45 Years Ago: Bachman-Turner Overdrive Deliver Their Debut Album
Before the chart success of Bachman-Turner Overdrive, guitarist Randy Bachman had already seen the highs and lows of rock and roll. Joining up with singer Chad Allen back in 1962, they formed a band that would eventually become the Guess Who. Bachman played on the band's early hits like "Shakin’ All Over" and would write, or co-write many of their biggest hits such as "Undun," "No Time," and "No Sugar Tonight." It was after the chart-topping success of "American Woman" in early 1970 that Bachman opted to leave the group, at the time, citing conflicting spiritual issues and health problems as the reason.
Prior to leaving the band, Bachman had signed a solo deal with RCA and released an all-instrumental solo album, Axe. Then, in 1971, he formed a new band called Brave Belt, which initially included his old pal Chad Allen. Brave Belt made two solid albums for Reprise Records in 1971 and '72, and had recorded a third when the label rejected it. At the same time, Allen would leave the band, solidifying the lineup as Randy Bachman (lead guitar), his brothers Tim (rhythm guitar) and Robbie (drums) and C.F. Turner (bass).

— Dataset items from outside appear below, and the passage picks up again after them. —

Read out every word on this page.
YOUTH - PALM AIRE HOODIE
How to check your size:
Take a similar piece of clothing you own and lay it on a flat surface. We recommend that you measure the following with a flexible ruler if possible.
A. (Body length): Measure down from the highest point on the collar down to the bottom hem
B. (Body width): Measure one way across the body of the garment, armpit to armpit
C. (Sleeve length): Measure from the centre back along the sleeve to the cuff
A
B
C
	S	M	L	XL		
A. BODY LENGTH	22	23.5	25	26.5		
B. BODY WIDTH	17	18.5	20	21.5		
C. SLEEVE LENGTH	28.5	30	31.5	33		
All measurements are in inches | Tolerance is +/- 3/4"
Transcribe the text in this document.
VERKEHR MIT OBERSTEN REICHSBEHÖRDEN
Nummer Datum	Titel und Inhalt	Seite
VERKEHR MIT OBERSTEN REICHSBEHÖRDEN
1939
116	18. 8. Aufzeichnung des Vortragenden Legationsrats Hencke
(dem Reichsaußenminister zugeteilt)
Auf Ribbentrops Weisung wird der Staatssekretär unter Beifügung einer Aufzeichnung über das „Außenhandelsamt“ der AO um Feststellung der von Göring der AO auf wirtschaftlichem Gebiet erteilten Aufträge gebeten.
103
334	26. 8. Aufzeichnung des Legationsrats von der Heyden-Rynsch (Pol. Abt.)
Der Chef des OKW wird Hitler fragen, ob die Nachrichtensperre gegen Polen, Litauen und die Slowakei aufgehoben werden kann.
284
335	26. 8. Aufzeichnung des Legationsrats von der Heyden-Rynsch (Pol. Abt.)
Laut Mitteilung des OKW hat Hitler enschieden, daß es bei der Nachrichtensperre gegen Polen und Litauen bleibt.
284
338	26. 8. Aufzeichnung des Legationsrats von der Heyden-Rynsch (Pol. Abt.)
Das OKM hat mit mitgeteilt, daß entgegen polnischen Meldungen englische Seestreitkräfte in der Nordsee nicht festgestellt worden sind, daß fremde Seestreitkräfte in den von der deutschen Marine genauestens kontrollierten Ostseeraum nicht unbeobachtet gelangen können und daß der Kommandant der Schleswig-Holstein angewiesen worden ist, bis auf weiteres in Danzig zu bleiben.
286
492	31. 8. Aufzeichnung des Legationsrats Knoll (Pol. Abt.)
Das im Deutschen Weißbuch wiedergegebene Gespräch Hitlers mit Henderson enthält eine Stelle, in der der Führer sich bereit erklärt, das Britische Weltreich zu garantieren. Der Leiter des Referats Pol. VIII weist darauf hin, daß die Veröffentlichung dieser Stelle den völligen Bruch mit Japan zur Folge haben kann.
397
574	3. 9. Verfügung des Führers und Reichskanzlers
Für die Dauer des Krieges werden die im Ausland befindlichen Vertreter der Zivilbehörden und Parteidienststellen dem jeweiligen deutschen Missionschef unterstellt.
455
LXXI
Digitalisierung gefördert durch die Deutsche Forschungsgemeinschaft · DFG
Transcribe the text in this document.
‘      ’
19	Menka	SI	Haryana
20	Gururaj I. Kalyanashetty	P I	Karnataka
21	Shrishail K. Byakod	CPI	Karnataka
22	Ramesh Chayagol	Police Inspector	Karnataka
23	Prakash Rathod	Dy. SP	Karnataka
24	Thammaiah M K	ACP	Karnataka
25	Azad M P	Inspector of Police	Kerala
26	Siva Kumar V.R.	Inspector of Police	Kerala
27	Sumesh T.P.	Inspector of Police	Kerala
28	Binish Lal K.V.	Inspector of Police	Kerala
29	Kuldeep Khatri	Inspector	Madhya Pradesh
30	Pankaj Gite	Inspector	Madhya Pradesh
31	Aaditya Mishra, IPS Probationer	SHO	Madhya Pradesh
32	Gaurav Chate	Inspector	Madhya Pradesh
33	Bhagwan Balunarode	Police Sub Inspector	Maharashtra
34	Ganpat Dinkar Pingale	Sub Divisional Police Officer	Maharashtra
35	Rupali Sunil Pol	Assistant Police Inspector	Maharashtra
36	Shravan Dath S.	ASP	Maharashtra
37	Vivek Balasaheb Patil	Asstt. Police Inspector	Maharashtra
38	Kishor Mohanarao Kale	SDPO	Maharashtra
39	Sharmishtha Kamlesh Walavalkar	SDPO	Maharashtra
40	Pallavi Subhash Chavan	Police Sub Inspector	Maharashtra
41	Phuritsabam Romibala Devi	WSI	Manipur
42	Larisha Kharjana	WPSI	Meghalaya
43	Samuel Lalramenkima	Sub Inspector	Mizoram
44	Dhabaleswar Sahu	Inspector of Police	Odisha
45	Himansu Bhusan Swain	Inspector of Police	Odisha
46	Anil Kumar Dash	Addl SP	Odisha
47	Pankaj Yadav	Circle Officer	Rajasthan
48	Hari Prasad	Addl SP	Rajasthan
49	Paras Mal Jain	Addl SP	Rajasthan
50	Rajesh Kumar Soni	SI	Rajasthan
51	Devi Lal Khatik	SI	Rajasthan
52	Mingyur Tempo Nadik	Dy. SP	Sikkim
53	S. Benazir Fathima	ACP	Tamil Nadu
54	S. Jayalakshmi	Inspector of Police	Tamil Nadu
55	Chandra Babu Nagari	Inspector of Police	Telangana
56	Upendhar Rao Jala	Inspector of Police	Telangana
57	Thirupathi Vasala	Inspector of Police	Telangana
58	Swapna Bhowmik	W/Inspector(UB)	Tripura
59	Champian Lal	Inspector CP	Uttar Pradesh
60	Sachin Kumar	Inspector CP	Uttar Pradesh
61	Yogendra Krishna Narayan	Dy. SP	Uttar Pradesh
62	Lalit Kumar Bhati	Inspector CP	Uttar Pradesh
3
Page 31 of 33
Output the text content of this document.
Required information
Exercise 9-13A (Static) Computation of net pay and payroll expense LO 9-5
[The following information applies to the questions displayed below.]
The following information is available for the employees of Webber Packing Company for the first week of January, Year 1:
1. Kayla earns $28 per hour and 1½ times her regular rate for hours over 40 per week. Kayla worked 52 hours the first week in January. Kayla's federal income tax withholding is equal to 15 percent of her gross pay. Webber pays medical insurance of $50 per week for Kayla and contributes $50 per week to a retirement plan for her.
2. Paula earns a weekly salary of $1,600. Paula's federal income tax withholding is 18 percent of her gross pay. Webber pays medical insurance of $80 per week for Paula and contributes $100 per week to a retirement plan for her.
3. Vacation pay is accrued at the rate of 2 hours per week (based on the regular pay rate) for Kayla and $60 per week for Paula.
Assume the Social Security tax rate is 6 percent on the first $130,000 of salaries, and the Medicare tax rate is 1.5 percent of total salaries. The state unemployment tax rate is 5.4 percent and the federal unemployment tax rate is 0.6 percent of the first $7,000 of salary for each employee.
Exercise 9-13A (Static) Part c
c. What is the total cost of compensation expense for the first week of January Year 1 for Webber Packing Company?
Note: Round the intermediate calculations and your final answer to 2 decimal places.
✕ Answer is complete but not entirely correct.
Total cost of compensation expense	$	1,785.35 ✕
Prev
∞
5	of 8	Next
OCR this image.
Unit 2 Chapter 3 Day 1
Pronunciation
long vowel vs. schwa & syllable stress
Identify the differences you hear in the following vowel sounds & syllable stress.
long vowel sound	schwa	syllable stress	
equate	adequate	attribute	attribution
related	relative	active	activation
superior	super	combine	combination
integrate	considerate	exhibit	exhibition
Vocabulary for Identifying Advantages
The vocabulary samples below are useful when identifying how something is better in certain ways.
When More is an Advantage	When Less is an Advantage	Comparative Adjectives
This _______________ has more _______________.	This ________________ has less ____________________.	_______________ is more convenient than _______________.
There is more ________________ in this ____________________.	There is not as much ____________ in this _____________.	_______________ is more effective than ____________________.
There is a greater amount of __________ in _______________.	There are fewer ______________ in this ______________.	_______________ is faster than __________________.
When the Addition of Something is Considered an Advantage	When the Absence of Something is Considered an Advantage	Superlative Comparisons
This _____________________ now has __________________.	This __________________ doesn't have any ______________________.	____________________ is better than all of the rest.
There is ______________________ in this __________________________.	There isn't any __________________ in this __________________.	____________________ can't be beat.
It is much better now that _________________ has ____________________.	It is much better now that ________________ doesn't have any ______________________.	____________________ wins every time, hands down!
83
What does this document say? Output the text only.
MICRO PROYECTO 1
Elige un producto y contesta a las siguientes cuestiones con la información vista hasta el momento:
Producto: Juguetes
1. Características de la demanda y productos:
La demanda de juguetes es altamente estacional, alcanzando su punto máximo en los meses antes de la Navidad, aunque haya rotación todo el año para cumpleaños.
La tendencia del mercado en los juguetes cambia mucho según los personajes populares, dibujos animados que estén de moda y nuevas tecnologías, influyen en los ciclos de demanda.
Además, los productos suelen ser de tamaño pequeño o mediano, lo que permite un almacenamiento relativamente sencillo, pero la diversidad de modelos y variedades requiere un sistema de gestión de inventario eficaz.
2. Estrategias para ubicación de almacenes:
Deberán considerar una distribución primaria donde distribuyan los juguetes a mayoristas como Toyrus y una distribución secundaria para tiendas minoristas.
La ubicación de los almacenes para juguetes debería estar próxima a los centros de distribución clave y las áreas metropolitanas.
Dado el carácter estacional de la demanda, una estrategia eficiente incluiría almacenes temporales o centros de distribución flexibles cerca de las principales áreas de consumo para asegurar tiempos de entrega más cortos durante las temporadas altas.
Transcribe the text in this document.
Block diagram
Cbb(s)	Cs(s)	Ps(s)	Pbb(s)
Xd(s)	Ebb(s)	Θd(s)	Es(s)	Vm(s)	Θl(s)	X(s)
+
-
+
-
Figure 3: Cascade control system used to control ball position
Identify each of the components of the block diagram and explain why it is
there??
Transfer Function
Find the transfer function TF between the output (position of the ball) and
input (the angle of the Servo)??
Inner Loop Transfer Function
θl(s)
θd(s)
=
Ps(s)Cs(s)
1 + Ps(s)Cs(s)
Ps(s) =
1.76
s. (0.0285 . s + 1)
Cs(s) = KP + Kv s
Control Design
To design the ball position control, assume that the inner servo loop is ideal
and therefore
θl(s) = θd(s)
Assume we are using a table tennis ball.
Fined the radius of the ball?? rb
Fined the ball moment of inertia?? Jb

While the first two Brave Belt albums had a more country-rock approach to them, by the third album, Bachman made a conscious attempt to take his music elsewhere. "When I left the Guess Who, they were the number one band with 'American Woman.' They had a string of five or six million sellers. I didn’t have a great voice like Burton Cummings to sing the songs," Bachman told Rock Cellar in 2014. "Neil Young told me, “You can’t be a second-rate Guess Who. It’s just like me leaving Buffalo Springfield. I can’t get five guys and try to do the same thing. It’s gotta be something different.” He sunk his own money, nearly $100,000, into the new recordings and tried to establish a new identity for his music.
Bachman shopped the record around, but was rejected over 20 times before Charlie Fatch at Mercury Records took a chance, and that happened by accident. "Charlie came back and was cleaning out his office and swept a whole bunch of tapes off of his desk and into the trashcan, and one tape fell on the floor and as he was picking it up to put it in the can, he saw my name on it, produced by Randy Bachman, Brave Belt 3," Bachman recalled in an episode of In the Studio.
"He called me, and it was playing in the background, he said they were having an A&R meeting that Saturday in Los Angeles, and he'd called me. Sure enough, he called me that Saturday and said, 'You've got a deal. How much have you got in this album?' And I said about $100,000. He said, 'Well we can't give you that much, but you can recoup it out of a couple of albums' and I said, 'Great!'"
The label was happy with their new signing except for one thing: they thought the band should have a new name. "There was three Bachmans and a Turner at the time, so we called ourselves Bachman-Turner, but we were getting very weird bookings," recalled Bachman. "At the time there was Seals & Crofts, Brewer & Shipley and we'd get booked as Bachman & Turner to play coffee houses. We'd set up this wall of amps and go and blow coffee mugs off the table with our music. They thought we were a folk duo." Taking a cue from a trucker magazine, Overdrive was added and thus BTO was officially born.
Despite this being the era of excess like Emerson, Lake and Palmer and the artful glam of Ziggy Stardust, Bachman-Turner Overdrive were blue-collar, gritty rock and roll to the core. The album opens with "Gimme Your Money Please," setting the template for the BTO sound. "Blue Collar" was released as a single, but failed to light up the charts, peaking at No. 68. "Hold Back the Water" and "Little Gandy Dancer" were no-frills rockers, while "Stayed Awake All Night" and "Don't Get Yourself in Trouble" took the heavy riffage and plugged it into an even heavier approach.
Within a year, the band's fortunes would change dramatically with their second album and first major hits, "Let It Ride" and "Takin' Care of Business." Though that first album had no hits, it would prove to be an important piece of the BTO story, eventually going gold after the big success of the next two albums.